Fundamentals 9 min read

Understanding the CAP Theorem Through a Real‑World Memory Service Story

This article uses a relatable memory‑service scenario to illustrate the CAP theorem, explaining how consistency, availability, and partition tolerance cannot all be achieved simultaneously in distributed systems and exploring practical trade‑offs through successive design attempts.

Efficient Ops
Efficient Ops
Efficient Ops
Understanding the CAP Theorem Through a Real‑World Memory Service Story

CAP Theory Overview

The CAP theorem states that a distributed system can satisfy at most two of the following three properties: Consistency, Availability, and Partition Tolerance.

This piece explains the theorem with a simple, everyday example.

1. The Memory Company Launches

A person starts a "Memory Company" that records customers' requests (e.g., remembering a birthday) and charges a small fee per request.

Memory Company – Your things will never be forgotten. Call 400‑888‑8888 to store or retrieve information. Charge: 10 CNY per request.

Example phone conversation shows how a request is recorded.

2. Business Expands

As demand grows, the single operator becomes a bottleneck; customers wait longer and service is unavailable when the operator is sick.

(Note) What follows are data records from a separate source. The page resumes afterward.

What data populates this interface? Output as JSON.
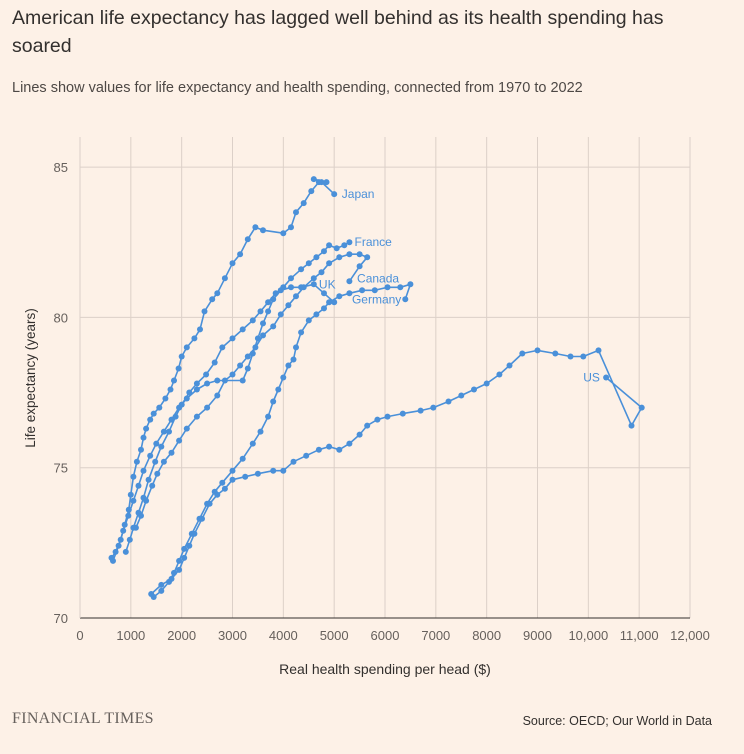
{
  "header": {
    "title": "American life expectancy has lagged well behind as its health spending has soared",
    "subtitle": "Lines show values for life expectancy and health spending, connected from 1970 to 2022"
  },
  "footer": {
    "logo": "FINANCIAL TIMES",
    "source": "Source: OECD; Our World in Data"
  },
  "colors": {
    "background": "#fdf1e7",
    "grid": "#dcd0c8",
    "series": "#4a90d9",
    "text": "#33302e"
  },
  "chart_data": {
    "type": "line",
    "xlabel": "Real health spending per head ($)",
    "ylabel": "Life expectancy (years)",
    "xlim": [
      0,
      12000
    ],
    "ylim": [
      70,
      86
    ],
    "xticks": [
      0,
      1000,
      2000,
      3000,
      4000,
      5000,
      6000,
      7000,
      8000,
      9000,
      10000,
      11000,
      12000
    ],
    "xtick_labels": [
      "0",
      "1000",
      "2000",
      "3000",
      "4000",
      "5000",
      "6000",
      "7000",
      "8000",
      "9000",
      "10,000",
      "11,000",
      "12,000"
    ],
    "yticks": [
      70,
      75,
      80,
      85
    ],
    "ytick_labels": [
      "70",
      "75",
      "80",
      "85"
    ],
    "grid": true,
    "series": [
      {
        "name": "Japan",
        "points": [
          [
            620,
            72.0
          ],
          [
            700,
            72.2
          ],
          [
            800,
            72.6
          ],
          [
            880,
            73.1
          ],
          [
            960,
            73.6
          ],
          [
            1000,
            74.1
          ],
          [
            1050,
            74.7
          ],
          [
            1120,
            75.2
          ],
          [
            1200,
            75.6
          ],
          [
            1250,
            76.0
          ],
          [
            1300,
            76.3
          ],
          [
            1380,
            76.6
          ],
          [
            1450,
            76.8
          ],
          [
            1560,
            77.0
          ],
          [
            1680,
            77.3
          ],
          [
            1780,
            77.6
          ],
          [
            1850,
            77.9
          ],
          [
            1940,
            78.3
          ],
          [
            2000,
            78.7
          ],
          [
            2100,
            79.0
          ],
          [
            2250,
            79.3
          ],
          [
            2360,
            79.6
          ],
          [
            2450,
            80.2
          ],
          [
            2600,
            80.6
          ],
          [
            2700,
            80.8
          ],
          [
            2850,
            81.3
          ],
          [
            3000,
            81.8
          ],
          [
            3150,
            82.1
          ],
          [
            3300,
            82.6
          ],
          [
            3450,
            83.0
          ],
          [
            3600,
            82.9
          ],
          [
            4000,
            82.8
          ],
          [
            4150,
            83.0
          ],
          [
            4250,
            83.5
          ],
          [
            4400,
            83.8
          ],
          [
            4550,
            84.2
          ],
          [
            4700,
            84.5
          ],
          [
            4850,
            84.5
          ],
          [
            4600,
            84.6
          ],
          [
            4750,
            84.5
          ],
          [
            5000,
            84.1
          ]
        ]
      },
      {
        "name": "France",
        "points": [
          [
            900,
            72.2
          ],
          [
            980,
            72.6
          ],
          [
            1050,
            73.0
          ],
          [
            1150,
            73.5
          ],
          [
            1250,
            74.0
          ],
          [
            1350,
            74.6
          ],
          [
            1480,
            75.2
          ],
          [
            1600,
            75.7
          ],
          [
            1750,
            76.2
          ],
          [
            1880,
            76.7
          ],
          [
            2000,
            77.1
          ],
          [
            2150,
            77.5
          ],
          [
            2300,
            77.8
          ],
          [
            2480,
            78.1
          ],
          [
            2650,
            78.5
          ],
          [
            2800,
            79.0
          ],
          [
            3000,
            79.3
          ],
          [
            3200,
            79.6
          ],
          [
            3400,
            79.9
          ],
          [
            3550,
            80.2
          ],
          [
            3700,
            80.5
          ],
          [
            3850,
            80.8
          ],
          [
            4000,
            81.0
          ],
          [
            4150,
            81.3
          ],
          [
            4350,
            81.6
          ],
          [
            4500,
            81.8
          ],
          [
            4650,
            82.0
          ],
          [
            4800,
            82.2
          ],
          [
            4900,
            82.4
          ],
          [
            5050,
            82.3
          ],
          [
            5200,
            82.4
          ],
          [
            5300,
            82.5
          ]
        ]
      },
      {
        "name": "Canada",
        "points": [
          [
            1100,
            73.0
          ],
          [
            1200,
            73.4
          ],
          [
            1300,
            73.9
          ],
          [
            1420,
            74.4
          ],
          [
            1520,
            74.8
          ],
          [
            1650,
            75.2
          ],
          [
            1800,
            75.5
          ],
          [
            1950,
            75.9
          ],
          [
            2100,
            76.3
          ],
          [
            2300,
            76.7
          ],
          [
            2500,
            77.0
          ],
          [
            2700,
            77.4
          ],
          [
            2850,
            77.9
          ],
          [
            3000,
            78.1
          ],
          [
            3150,
            78.4
          ],
          [
            3300,
            78.7
          ],
          [
            3450,
            79.0
          ],
          [
            3600,
            79.4
          ],
          [
            3800,
            79.7
          ],
          [
            3950,
            80.1
          ],
          [
            4100,
            80.4
          ],
          [
            4250,
            80.7
          ],
          [
            4400,
            81.0
          ],
          [
            4600,
            81.3
          ],
          [
            4750,
            81.5
          ],
          [
            4900,
            81.8
          ],
          [
            5100,
            82.0
          ],
          [
            5300,
            82.1
          ],
          [
            5500,
            82.1
          ],
          [
            5650,
            82.0
          ],
          [
            5500,
            81.7
          ],
          [
            5300,
            81.2
          ]
        ]
      },
      {
        "name": "UK",
        "points": [
          [
            650,
            71.9
          ],
          [
            760,
            72.4
          ],
          [
            850,
            72.9
          ],
          [
            950,
            73.4
          ],
          [
            1050,
            73.9
          ],
          [
            1150,
            74.4
          ],
          [
            1250,
            74.9
          ],
          [
            1380,
            75.4
          ],
          [
            1500,
            75.8
          ],
          [
            1650,
            76.2
          ],
          [
            1800,
            76.6
          ],
          [
            1950,
            77.0
          ],
          [
            2100,
            77.3
          ],
          [
            2300,
            77.6
          ],
          [
            2500,
            77.8
          ],
          [
            2700,
            77.9
          ],
          [
            3200,
            77.9
          ],
          [
            3300,
            78.3
          ],
          [
            3400,
            78.8
          ],
          [
            3500,
            79.3
          ],
          [
            3600,
            79.8
          ],
          [
            3700,
            80.2
          ],
          [
            3800,
            80.6
          ],
          [
            3950,
            80.9
          ],
          [
            4150,
            81.0
          ],
          [
            4350,
            81.0
          ],
          [
            4600,
            81.1
          ],
          [
            4800,
            80.8
          ],
          [
            5000,
            80.5
          ]
        ]
      },
      {
        "name": "Germany",
        "points": [
          [
            1450,
            70.7
          ],
          [
            1600,
            70.9
          ],
          [
            1750,
            71.2
          ],
          [
            1850,
            71.5
          ],
          [
            1950,
            71.9
          ],
          [
            2050,
            72.3
          ],
          [
            2200,
            72.8
          ],
          [
            2350,
            73.3
          ],
          [
            2500,
            73.8
          ],
          [
            2650,
            74.2
          ],
          [
            2800,
            74.5
          ],
          [
            3000,
            74.9
          ],
          [
            3200,
            75.3
          ],
          [
            3400,
            75.8
          ],
          [
            3550,
            76.2
          ],
          [
            3700,
            76.7
          ],
          [
            3800,
            77.2
          ],
          [
            3900,
            77.6
          ],
          [
            4000,
            78.0
          ],
          [
            4100,
            78.4
          ],
          [
            4200,
            78.6
          ],
          [
            4250,
            79.0
          ],
          [
            4350,
            79.5
          ],
          [
            4500,
            79.9
          ],
          [
            4650,
            80.1
          ],
          [
            4800,
            80.3
          ],
          [
            4900,
            80.5
          ],
          [
            5100,
            80.7
          ],
          [
            5300,
            80.8
          ],
          [
            5550,
            80.9
          ],
          [
            5800,
            80.9
          ],
          [
            6050,
            81.0
          ],
          [
            6300,
            81.0
          ],
          [
            6500,
            81.1
          ],
          [
            6400,
            80.6
          ]
        ]
      },
      {
        "name": "US",
        "points": [
          [
            1400,
            70.8
          ],
          [
            1600,
            71.1
          ],
          [
            1800,
            71.3
          ],
          [
            1950,
            71.6
          ],
          [
            2050,
            72.0
          ],
          [
            2150,
            72.4
          ],
          [
            2250,
            72.8
          ],
          [
            2400,
            73.3
          ],
          [
            2550,
            73.8
          ],
          [
            2700,
            74.1
          ],
          [
            2850,
            74.3
          ],
          [
            3000,
            74.6
          ],
          [
            3250,
            74.7
          ],
          [
            3500,
            74.8
          ],
          [
            3800,
            74.9
          ],
          [
            4000,
            74.9
          ],
          [
            4200,
            75.2
          ],
          [
            4450,
            75.4
          ],
          [
            4700,
            75.6
          ],
          [
            4900,
            75.7
          ],
          [
            5100,
            75.6
          ],
          [
            5300,
            75.8
          ],
          [
            5500,
            76.1
          ],
          [
            5650,
            76.4
          ],
          [
            5850,
            76.6
          ],
          [
            6050,
            76.7
          ],
          [
            6350,
            76.8
          ],
          [
            6700,
            76.9
          ],
          [
            6950,
            77.0
          ],
          [
            7250,
            77.2
          ],
          [
            7500,
            77.4
          ],
          [
            7750,
            77.6
          ],
          [
            8000,
            77.8
          ],
          [
            8250,
            78.1
          ],
          [
            8450,
            78.4
          ],
          [
            8700,
            78.8
          ],
          [
            9000,
            78.9
          ],
          [
            9350,
            78.8
          ],
          [
            9650,
            78.7
          ],
          [
            9900,
            78.7
          ],
          [
            10200,
            78.9
          ],
          [
            10850,
            76.4
          ],
          [
            11050,
            77.0
          ],
          [
            10350,
            78.0
          ]
        ]
      }
    ],
    "series_labels": [
      {
        "name": "Japan",
        "at": [
          5150,
          84.1
        ]
      },
      {
        "name": "France",
        "at": [
          5400,
          82.5
        ]
      },
      {
        "name": "Canada",
        "at": [
          5450,
          81.3
        ]
      },
      {
        "name": "UK",
        "at": [
          4700,
          81.1
        ]
      },
      {
        "name": "Germany",
        "at": [
          5350,
          80.6
        ]
      },
      {
        "name": "US",
        "at": [
          9900,
          78.0
        ]
      }
    ]
  }
}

The solution: both the operator and his spouse answer calls, with a router directing calls to either of them.

3. Inconsistent Service

After the new plan, a customer named John asks for a flight schedule that was never recorded because only one person handled the call, leading to an inconsistency between the two records.

This illustrates the consistency problem: different nodes may have divergent data.

4. Fixing Consistency

The operator proposes that whenever a record request is received, both parties update their notebooks simultaneously, ensuring both have the same data.

This approach sacrifices availability because a record cannot be processed if one party is absent.

5. A Better Approach

If both are present, they record together; if one is absent, the request is emailed to the absent party, who updates the notebook the next day before handling new requests.

This aims to satisfy both consistency and availability.

6. The Partition Problem

When the spouse is angry and refuses to share the recorded information, the system loses partition tolerance: communication failure breaks the service.

To maintain availability under partition, the system would have to forgo consistency.

7. Conclusion

The CAP theorem tells us that a distributed system cannot simultaneously guarantee consistency, availability, and partition tolerance; at most two can be satisfied.

Consistency: after an update, all subsequent reads return the latest value.

Availability: the system continues to respond to requests as long as at least one node is up.

Partition Tolerance: the system remains operational despite network partitions.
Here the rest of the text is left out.